Tuesday, July 2, 2013

Hadoop Hindsight #1 Start Small


I thought we would start series on some lessons we've learned.  Many of the topics I've learned the hard way so I hope it will be helpful for those a few steps behind in the journey.  YMMV, but I wish this ideology was firmly ensconced when we started.
Identify a business problem that Hadoop is uniquely suited for.
Just because you found this cool new hammer doesn't mean everything is a nail.  Find challenges that your existing tech can't answer easily.  One of our first projects involved moving 300 gigs of EDI transaction files.  A business unit was having BA's grep for customer strings on 26,000 files to find 4 or 5 files, then FTP'ing those to their deskptop for manual parsing and review.  They might spend a few HOURS doing this for each request.  It was a natural and simple use of Hadoop.  We learned a lot about design patterns, scheduling, and data cleanup.

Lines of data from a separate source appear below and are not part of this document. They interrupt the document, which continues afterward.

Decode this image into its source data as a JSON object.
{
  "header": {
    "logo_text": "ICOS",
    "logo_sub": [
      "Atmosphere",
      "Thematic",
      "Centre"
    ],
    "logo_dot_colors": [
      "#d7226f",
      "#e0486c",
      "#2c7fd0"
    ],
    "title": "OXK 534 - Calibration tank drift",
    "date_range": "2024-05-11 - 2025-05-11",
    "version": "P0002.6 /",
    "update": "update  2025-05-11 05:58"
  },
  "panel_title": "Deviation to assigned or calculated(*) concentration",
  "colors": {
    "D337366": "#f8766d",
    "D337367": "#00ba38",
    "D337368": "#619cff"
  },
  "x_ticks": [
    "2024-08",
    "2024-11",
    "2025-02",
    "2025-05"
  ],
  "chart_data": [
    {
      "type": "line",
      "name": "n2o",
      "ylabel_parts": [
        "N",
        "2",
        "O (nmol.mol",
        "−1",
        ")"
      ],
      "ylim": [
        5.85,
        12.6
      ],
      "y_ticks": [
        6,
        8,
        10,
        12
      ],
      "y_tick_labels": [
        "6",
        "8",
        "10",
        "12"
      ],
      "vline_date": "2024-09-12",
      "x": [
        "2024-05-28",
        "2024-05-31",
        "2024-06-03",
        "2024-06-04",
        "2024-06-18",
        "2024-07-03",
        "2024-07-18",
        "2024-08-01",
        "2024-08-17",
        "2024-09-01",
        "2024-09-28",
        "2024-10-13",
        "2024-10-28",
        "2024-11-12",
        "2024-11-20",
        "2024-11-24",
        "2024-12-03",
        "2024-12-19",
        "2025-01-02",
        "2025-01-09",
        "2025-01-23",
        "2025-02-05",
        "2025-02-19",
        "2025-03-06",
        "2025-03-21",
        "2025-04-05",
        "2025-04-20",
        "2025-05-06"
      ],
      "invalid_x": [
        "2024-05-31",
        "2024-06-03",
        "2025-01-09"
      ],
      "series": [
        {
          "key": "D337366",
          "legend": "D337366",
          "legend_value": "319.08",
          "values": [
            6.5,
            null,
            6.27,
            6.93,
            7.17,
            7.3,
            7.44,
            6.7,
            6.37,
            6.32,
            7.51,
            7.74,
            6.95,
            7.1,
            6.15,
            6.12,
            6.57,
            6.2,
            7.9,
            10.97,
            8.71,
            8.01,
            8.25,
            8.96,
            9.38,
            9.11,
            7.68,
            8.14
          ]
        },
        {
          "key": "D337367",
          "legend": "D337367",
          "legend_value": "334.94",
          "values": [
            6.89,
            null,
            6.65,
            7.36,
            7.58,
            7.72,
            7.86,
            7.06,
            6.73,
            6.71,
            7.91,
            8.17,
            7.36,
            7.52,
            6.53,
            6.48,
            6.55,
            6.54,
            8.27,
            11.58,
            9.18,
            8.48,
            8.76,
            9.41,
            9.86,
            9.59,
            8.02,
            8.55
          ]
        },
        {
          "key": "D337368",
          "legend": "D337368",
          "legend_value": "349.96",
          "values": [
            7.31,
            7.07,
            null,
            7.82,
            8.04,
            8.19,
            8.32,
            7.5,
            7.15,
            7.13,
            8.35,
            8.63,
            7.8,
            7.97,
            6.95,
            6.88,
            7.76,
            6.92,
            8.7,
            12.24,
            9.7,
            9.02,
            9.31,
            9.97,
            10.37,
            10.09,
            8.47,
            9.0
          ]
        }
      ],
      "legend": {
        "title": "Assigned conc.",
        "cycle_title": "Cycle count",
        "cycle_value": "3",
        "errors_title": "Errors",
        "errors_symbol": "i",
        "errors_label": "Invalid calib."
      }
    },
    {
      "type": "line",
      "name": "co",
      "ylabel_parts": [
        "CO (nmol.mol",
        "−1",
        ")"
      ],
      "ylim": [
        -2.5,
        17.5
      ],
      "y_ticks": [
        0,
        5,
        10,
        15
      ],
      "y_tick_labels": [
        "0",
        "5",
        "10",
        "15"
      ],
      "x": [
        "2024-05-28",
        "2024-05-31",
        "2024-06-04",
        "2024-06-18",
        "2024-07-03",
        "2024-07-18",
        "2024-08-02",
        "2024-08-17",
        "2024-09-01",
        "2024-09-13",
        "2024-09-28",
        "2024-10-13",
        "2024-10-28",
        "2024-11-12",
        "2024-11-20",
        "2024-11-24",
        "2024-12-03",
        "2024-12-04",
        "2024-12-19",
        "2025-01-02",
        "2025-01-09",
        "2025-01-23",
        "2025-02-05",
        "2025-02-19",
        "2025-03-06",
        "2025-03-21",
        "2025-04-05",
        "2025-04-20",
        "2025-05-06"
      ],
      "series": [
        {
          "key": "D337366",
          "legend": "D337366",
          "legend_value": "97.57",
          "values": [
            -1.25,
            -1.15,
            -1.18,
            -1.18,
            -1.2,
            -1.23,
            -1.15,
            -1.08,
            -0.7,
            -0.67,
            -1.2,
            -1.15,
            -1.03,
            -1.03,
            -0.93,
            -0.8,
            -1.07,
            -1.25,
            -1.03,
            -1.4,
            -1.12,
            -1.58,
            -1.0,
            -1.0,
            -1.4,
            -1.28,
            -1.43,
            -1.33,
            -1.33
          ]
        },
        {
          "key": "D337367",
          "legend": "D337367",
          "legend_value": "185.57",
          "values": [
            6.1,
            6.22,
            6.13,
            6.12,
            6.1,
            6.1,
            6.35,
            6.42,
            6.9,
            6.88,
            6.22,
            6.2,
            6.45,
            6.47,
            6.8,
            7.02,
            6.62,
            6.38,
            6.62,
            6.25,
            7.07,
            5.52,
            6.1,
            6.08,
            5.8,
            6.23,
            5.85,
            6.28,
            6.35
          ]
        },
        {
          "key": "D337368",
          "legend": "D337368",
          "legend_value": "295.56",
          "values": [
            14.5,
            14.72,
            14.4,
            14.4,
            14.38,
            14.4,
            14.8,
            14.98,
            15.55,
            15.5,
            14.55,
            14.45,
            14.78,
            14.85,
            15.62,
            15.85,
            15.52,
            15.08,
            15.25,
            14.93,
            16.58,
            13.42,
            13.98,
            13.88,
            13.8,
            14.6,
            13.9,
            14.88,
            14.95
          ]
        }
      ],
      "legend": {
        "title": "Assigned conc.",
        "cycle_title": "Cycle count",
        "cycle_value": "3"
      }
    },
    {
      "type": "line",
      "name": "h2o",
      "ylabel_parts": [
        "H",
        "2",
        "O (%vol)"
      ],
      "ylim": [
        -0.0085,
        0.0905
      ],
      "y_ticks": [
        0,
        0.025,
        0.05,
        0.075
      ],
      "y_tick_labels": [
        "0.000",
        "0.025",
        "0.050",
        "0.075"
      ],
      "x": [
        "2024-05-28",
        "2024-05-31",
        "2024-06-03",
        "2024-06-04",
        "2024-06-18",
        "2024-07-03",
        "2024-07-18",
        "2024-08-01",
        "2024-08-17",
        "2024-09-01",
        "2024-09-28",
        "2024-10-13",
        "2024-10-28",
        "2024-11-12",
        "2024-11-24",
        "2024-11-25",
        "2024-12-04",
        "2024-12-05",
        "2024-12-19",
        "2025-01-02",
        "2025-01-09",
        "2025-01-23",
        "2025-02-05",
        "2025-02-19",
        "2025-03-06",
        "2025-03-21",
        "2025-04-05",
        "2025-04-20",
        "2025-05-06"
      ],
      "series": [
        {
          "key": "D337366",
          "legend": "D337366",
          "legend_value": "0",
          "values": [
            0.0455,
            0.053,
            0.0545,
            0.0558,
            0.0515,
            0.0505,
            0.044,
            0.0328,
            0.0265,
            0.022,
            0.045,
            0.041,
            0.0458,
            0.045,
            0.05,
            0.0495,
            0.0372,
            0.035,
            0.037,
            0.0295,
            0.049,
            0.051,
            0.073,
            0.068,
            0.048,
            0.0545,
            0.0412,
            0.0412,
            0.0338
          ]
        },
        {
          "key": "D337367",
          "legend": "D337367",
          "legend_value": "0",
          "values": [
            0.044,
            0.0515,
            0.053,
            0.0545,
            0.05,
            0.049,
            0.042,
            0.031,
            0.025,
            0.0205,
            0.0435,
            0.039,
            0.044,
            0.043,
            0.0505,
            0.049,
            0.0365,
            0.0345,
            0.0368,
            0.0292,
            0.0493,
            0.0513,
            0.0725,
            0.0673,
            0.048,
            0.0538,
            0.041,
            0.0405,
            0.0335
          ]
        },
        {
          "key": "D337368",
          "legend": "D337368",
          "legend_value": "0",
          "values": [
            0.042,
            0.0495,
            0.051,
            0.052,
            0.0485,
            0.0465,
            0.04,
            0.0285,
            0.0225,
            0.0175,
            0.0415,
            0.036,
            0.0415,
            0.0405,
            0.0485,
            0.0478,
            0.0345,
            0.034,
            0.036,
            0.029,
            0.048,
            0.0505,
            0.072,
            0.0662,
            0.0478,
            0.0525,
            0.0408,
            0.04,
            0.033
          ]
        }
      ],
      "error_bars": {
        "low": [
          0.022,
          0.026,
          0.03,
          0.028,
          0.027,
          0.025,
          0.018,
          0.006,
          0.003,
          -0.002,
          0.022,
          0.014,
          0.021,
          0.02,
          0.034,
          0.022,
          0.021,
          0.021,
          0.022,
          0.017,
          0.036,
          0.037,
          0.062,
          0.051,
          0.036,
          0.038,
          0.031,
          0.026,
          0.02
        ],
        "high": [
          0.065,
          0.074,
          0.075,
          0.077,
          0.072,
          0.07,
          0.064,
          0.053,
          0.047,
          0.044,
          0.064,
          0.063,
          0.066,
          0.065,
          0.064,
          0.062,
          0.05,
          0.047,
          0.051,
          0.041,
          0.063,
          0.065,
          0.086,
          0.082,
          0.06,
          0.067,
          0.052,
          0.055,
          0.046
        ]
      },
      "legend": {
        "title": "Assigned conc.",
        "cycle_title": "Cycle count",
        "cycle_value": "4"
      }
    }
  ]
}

Solve this one business challenge well.
Notice I didn't say nail it perfectly.  There are many aspects of Big Data that will challenge the way you've looked at things the last 20 years.  The solution should be good, but not necessarily perfect.  Accepting this gives time to establish PM strategy and basic design patterns.
Put together a small team that has worked well together in the past.
This is critical to your success! Please, please, please take note!  Inter-team communication is the foundation upon which your Hadoop practice will grow.  In The Mythical Man-Month my man Fredrick Brooks said:
To avoid disaster, all the teams working on a project should remain in contact with each other in as many ways as possible...
Ideally a team should consist of the following:
1 Salesman (aka VPs)
1 Agile-trained PM
1 Architect
2 Former DBAs
1-3 skilled java developers
1 Cluster Admin
Obviously this is very simplified and some roles can overlap.  My point is you should have no more than 10 people max starting out!
Support your solution.
This very same team should also live thru at least 3 months of support of the solution they've created.  Valuable insight is gained once you have to fix a few production problems.  Let the solution mature in production a bit to understand support considerations. This gives you time to adjust your design patterns. Trust me, you'll want time to reflect on your work and correct flaws.
Smash your solution and rebuild (Optional - If time permits)
Good luck getting the time, but if you're serious about a sustainable Enterprise Hadoop solution this should be rightly considered.
Go forth and multiply.
By this time your patterns and procedures should form the DNA of your new Hadoop cell. You're team should naturally develop into the evangelists and leaders upon which the mitosis of a new project occurs, carrying with it the new replicated chromosomes.  As your project cells divide and multiply, you'll be able to take on more formidable challenges.
That's all I have to say about that.